Despite these challenges, Riot’s Bitcoin mining revenue saw a 12% increase, fueled by a nearly 100% surge in Bitcoin’s price. This substantial growth in revenue was triggered by Bitcoin’s price hike to $65,692.02 between June 30, 2023, and June 30, 2024.
**Expansion and Acquisition Strategies**
During the second quarter, Riot Blockchain significantly boosted its installed hash rate to 22 exahashes per second, with plans to expand its total self-mining hash rate capacity to 36 EH/s by the end of 2024. The company also intensified its acquisition efforts, notably targeting rival Bitfarms through a strategic purchase of approximately 10 million additional shares in July.
Despite its acquisition attempts, Riot faced challenges in consolidating with Bitfarms, as evident from a failed $950 million buyout offer in mid-June. In a statement released on June 24, Riot conceded defeat, acknowledging the obstacles in reaching a mutual agreement with Bitfarms’ board.
**Market Performance and Rivalry**
Following the release of its Q2 report, Riot’s share price experienced a 1.18% decline in after-hours trading.

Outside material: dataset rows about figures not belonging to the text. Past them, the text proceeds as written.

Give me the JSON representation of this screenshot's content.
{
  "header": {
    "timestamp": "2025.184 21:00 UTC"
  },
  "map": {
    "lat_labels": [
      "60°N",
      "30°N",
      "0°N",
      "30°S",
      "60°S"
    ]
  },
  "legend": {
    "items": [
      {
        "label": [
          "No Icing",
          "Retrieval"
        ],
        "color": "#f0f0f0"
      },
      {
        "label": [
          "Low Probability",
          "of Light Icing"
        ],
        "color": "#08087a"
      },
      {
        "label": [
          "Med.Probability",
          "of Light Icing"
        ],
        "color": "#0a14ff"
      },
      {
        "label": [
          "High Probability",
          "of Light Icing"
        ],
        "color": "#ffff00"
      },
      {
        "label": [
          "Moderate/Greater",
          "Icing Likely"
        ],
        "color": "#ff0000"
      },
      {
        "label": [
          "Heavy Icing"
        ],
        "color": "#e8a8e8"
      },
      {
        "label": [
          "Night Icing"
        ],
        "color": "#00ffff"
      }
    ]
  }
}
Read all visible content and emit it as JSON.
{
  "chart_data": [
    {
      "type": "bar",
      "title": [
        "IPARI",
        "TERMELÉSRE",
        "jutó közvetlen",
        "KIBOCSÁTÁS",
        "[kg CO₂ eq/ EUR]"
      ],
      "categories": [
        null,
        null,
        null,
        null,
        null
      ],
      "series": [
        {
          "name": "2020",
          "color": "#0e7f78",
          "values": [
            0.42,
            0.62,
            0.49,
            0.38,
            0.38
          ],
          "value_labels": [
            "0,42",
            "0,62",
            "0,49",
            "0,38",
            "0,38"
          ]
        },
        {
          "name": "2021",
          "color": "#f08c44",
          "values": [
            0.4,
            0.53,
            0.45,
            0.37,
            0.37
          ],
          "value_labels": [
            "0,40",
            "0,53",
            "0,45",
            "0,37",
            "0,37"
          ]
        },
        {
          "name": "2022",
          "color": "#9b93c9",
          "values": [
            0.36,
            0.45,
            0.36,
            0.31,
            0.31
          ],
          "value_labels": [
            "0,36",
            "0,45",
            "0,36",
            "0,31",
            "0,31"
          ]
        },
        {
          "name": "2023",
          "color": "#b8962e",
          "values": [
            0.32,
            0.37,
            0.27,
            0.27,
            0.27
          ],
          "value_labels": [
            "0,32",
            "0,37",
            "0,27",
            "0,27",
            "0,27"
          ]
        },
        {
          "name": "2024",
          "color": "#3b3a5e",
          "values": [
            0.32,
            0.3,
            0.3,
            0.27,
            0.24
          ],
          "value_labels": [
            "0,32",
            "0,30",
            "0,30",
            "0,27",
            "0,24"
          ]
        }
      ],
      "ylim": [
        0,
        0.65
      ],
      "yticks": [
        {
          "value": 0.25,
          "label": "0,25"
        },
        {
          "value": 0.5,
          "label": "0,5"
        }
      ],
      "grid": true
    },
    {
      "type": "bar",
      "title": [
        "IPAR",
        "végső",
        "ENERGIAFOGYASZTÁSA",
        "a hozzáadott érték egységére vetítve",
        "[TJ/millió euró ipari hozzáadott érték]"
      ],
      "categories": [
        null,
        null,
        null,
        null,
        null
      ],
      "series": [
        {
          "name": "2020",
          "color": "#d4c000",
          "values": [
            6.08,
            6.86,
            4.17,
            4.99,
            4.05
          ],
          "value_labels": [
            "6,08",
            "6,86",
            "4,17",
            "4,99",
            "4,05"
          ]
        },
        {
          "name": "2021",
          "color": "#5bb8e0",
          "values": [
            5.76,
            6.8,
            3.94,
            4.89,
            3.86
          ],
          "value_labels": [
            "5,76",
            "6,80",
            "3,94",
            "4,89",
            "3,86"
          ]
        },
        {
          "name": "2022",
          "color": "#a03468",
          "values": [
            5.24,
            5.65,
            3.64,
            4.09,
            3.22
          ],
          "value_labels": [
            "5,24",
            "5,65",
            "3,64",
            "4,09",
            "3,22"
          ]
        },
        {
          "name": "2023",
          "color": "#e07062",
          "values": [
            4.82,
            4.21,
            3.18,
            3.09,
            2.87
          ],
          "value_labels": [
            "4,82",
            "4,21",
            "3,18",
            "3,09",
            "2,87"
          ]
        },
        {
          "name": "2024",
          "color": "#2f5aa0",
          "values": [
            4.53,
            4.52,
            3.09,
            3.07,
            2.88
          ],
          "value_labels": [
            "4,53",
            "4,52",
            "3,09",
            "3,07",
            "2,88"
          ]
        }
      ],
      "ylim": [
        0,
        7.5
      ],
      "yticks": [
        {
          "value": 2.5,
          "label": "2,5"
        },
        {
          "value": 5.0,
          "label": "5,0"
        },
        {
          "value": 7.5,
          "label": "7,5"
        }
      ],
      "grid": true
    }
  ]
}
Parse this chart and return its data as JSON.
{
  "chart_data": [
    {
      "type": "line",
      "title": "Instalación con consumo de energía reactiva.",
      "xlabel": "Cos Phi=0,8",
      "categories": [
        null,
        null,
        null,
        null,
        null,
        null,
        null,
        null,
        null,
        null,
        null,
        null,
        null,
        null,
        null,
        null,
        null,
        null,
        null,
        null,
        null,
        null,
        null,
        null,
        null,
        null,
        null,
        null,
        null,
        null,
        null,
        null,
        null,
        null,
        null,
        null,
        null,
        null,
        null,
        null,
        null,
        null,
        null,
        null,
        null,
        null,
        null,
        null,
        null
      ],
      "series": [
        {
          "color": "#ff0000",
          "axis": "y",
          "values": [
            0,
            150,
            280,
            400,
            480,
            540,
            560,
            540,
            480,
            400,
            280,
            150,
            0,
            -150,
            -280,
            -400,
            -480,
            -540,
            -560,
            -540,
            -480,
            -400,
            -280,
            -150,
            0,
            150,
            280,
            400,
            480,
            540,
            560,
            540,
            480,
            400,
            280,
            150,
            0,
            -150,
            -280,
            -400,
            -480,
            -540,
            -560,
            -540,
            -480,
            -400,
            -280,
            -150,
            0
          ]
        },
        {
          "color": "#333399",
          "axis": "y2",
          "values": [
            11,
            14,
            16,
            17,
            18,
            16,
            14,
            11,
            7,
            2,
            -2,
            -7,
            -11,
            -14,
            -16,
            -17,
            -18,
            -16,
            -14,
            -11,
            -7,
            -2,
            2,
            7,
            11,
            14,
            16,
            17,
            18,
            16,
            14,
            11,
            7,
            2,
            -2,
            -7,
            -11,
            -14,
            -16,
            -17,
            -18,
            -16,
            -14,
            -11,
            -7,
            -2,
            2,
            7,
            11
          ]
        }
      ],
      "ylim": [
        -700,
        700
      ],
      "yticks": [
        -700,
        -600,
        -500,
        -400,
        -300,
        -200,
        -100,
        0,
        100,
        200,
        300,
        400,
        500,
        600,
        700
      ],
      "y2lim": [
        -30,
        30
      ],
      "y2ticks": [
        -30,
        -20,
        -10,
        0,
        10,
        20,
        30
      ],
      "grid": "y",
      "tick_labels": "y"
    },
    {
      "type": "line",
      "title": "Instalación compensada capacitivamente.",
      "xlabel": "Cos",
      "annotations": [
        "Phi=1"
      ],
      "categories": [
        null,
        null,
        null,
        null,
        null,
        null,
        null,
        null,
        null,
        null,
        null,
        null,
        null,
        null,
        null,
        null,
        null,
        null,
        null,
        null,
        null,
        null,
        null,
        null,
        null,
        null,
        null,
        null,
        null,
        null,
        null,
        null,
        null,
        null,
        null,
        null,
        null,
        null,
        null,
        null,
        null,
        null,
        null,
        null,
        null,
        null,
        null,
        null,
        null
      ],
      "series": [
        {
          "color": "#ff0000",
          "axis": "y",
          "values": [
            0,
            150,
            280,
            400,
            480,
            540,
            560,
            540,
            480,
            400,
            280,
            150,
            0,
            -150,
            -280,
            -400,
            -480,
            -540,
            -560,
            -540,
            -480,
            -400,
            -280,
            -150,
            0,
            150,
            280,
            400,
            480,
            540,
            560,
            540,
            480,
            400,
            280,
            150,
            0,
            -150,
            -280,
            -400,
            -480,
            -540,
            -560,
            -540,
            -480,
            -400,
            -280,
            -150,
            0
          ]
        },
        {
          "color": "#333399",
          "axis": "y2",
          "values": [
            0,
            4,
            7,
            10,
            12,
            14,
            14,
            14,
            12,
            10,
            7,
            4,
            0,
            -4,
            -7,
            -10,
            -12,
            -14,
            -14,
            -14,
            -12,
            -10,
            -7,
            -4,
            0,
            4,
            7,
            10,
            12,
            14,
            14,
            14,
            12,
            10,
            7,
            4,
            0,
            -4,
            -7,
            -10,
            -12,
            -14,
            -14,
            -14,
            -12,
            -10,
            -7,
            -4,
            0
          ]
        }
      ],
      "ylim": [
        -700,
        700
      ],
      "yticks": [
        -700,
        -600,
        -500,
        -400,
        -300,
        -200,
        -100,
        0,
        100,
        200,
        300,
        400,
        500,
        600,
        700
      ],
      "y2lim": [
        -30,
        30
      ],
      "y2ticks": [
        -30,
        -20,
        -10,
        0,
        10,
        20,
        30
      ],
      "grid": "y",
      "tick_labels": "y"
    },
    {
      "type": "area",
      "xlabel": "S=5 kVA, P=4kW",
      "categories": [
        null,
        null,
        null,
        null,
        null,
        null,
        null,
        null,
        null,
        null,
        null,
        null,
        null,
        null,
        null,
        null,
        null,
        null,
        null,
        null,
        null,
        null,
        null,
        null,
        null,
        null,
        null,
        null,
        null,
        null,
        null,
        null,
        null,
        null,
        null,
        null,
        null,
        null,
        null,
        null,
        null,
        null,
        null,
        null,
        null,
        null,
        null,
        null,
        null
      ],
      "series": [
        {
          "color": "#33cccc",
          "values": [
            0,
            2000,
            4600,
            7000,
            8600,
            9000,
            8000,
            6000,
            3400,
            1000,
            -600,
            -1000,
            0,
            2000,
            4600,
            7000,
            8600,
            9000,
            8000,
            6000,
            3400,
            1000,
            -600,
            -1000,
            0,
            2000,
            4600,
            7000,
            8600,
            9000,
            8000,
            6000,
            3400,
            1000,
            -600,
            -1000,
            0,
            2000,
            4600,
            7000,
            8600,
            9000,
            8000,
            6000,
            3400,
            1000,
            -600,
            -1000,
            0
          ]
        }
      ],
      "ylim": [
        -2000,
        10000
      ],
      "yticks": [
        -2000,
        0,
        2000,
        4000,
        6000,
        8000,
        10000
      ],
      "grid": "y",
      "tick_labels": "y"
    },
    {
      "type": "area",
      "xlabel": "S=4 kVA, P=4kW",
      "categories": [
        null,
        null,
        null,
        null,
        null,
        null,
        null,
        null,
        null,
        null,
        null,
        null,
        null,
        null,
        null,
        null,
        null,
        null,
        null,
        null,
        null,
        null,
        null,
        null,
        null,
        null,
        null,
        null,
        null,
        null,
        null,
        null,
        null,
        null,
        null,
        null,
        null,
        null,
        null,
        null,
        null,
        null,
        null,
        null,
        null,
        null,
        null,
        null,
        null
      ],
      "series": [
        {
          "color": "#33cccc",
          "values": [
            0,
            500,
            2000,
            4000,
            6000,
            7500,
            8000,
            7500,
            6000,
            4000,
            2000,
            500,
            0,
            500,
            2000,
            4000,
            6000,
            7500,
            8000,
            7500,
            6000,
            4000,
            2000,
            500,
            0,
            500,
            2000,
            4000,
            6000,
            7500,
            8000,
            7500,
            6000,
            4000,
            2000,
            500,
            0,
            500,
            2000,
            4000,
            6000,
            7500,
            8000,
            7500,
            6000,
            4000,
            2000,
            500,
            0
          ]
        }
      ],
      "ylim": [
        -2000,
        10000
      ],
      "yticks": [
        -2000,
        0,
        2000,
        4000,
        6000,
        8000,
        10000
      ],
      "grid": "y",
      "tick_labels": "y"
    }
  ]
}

Year-to-date, the company has seen a significant 33.8% drop, contrasting with rival CleanSpark’s 47% increase, which has propelled CleanSpark to surpass Riot as the second-largest Bitcoin miner by market capitalization.
In the dynamic and ever-evolving landscape of the cryptocurrency market, Riot Blockchain faces formidable challenges and intensified competition, necessitating strategic maneuvers to navigate the complexities of the industry.